Riley’s simple style and homegrown language didn’t impress everyone. One notable critic, Ambrose Bierce, said of Riley, “Mr. Riley is one of a pignoramous crew of malinguists, cacophonologists, and apostrophographers who think they get close to nature by depicting the sterile lives and limited emotions of the gawks and sod-hoppers that speak only to tangle their tongues and move only to fall over their own feet.” Bierce’s criticism acerbically illustrates the antithesis of Riley; Bierce respected the elite and the esoteric. Riley simply wrote about the joyful, innocent, and plain. But Riley’s poetic accounts of so-called “sterile lives and limited emotions” charmed the midwest and pleased the nation. 

Riley’s nostalgic and rural voice appealed to a broad section of the population, but although appreciated nationally, he was primarily a regional poet. His poems about childhood and innocence celebrated the everyday, the normal, and the mundane. Riley defended this focus in his poetry by appealing to what he saw as the democratic spirit of the nation. Any person could achieve literary greatness or scientific excellence, even a Midwesterner from the lowly state of Indiana. Not only did he promote this idea, but he proved it to be true by his own writing in the dialect of the Midwest which not only resonated with fellow Midwesterners but gave them an awareness of their uniqueness as a people; a uniqueness that didn’t limit them, but gave them meaning. In Riley’s adolescence, Greenfield, Indiana lay way out West, but when he died, it was in the heart of the Midwest, a region now identifiable and with a unique voice, a voice which Riley had given them. 

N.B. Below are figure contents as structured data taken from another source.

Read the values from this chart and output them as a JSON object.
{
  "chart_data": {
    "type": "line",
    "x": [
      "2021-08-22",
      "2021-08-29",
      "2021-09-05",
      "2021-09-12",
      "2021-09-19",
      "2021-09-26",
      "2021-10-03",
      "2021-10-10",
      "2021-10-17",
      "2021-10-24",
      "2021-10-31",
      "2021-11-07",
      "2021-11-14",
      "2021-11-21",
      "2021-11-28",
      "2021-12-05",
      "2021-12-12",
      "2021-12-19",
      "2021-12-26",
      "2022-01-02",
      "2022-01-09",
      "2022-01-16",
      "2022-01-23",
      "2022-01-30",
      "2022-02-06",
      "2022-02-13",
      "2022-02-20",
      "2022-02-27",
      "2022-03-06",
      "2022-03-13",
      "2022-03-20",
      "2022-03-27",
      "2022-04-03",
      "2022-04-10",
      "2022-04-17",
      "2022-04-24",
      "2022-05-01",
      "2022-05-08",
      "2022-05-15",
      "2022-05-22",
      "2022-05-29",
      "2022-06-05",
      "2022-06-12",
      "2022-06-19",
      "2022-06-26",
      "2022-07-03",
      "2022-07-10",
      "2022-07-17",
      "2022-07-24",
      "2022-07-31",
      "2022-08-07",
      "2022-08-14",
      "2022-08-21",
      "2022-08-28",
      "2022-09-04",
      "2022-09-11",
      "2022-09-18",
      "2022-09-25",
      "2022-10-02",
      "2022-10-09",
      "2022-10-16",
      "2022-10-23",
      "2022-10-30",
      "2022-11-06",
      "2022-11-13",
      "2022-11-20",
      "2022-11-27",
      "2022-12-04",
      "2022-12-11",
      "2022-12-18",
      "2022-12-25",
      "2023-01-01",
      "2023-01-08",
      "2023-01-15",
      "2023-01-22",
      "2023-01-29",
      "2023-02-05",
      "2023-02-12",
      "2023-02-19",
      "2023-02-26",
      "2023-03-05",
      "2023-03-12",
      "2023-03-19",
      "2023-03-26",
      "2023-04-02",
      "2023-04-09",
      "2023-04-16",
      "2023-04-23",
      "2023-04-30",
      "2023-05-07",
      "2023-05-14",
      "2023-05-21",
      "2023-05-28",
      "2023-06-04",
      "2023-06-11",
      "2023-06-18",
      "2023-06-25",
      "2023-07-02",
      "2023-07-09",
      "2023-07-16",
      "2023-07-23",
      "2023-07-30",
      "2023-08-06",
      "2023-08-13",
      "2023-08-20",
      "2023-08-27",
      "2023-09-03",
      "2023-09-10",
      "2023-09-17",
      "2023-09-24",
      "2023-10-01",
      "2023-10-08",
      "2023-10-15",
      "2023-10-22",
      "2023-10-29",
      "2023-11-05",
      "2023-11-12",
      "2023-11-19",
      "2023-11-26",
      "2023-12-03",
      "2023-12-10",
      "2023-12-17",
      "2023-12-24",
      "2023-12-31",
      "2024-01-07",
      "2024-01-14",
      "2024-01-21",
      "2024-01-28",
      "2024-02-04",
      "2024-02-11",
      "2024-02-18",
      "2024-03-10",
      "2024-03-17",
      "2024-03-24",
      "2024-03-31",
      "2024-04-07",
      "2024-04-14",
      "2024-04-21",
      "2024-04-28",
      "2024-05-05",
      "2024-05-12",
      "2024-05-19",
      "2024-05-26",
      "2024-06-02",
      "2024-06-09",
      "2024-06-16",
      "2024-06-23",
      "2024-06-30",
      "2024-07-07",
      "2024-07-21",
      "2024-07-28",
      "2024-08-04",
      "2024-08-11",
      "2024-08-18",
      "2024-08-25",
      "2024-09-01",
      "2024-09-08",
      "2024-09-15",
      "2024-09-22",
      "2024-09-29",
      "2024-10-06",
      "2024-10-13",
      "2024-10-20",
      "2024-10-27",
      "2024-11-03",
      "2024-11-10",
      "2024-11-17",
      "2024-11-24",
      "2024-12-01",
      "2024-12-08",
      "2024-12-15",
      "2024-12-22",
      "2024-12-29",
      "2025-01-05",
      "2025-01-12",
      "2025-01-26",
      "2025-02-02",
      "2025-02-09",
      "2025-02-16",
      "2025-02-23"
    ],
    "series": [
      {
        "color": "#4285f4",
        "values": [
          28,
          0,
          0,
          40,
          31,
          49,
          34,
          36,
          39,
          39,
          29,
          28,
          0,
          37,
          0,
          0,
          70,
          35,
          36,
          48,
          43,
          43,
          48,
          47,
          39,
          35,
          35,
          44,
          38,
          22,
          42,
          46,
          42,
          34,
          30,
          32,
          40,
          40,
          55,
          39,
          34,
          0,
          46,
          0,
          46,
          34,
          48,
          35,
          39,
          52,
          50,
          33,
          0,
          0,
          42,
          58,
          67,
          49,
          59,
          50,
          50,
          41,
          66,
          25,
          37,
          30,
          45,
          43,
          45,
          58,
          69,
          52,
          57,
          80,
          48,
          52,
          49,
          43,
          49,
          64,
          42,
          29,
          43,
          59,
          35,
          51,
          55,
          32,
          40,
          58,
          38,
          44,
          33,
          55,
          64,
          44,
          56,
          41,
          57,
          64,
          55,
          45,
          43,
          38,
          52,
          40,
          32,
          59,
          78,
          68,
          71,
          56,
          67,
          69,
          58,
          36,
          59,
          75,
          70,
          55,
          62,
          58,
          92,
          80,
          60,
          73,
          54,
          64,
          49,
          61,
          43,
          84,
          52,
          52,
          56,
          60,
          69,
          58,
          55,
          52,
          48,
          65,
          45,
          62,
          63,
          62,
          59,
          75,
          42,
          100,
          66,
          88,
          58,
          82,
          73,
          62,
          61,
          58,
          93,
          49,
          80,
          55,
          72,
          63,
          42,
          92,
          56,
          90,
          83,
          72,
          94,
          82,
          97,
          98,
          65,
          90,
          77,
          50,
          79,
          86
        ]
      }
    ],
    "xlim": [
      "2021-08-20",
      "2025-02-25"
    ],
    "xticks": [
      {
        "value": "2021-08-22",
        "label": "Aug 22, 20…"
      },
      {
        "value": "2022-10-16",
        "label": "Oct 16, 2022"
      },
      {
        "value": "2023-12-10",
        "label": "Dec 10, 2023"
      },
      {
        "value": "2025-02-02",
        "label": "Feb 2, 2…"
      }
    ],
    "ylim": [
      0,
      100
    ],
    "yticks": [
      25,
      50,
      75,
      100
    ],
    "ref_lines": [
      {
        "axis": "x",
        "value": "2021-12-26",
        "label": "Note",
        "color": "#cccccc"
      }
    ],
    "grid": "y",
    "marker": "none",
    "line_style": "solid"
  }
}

In an interview late in Riley’s life, he reflected on what heaven would be like. Riley thought that in heaven the great yearnings of the imagination would be realized. He supposed he might see Robert Burns in his eternal youthful image, he might sit in a large banquet hall surrounded by his friends and hearing the favorite tunes of his childhood just behind the jokes and conversations of friends and family, or he might be able to relive one day from his life, and Riley, of course, would choose to relive a day from his childhood: barefoot, carefree, innocent, and playful. This seemingly innocuous reflection actually offers poignant insight into Riley’s artistry. Like the famous Romanticists, Riley fixated on youth, nostalgia, and loss of innocence, but Riley, an early Realist, turned this poetic paradigm upside down. Rather than writing poetry which mourned the loss of childhood, he celebrated childhood, both its playfulness and innocence. Appropriately the monument built in Riley’s honor, Riley Hospital for Children at Indiana University, still stands in Indianapolis, Indiana today in honor of, and furthering his legacy of love for children.

Categories: Exordium

2 Comments

John Stratton · January 2, 2021 at 1:58 am

As a fellow Hoosier, I have memorized a number of James Whitcomb Riley’s poems over the years, reciting them in numerous places in the US and other countries. Everyone loved his poems and always wanted to hear more.

    Shane Saxon · January 4, 2021 at 4:30 pm

    Thank you for reading John! I’m glad you enjoyed the post. I’m not surprised to hear that you performed the Hoosier poet’s works to warm reception in various places. Thank you for sharing.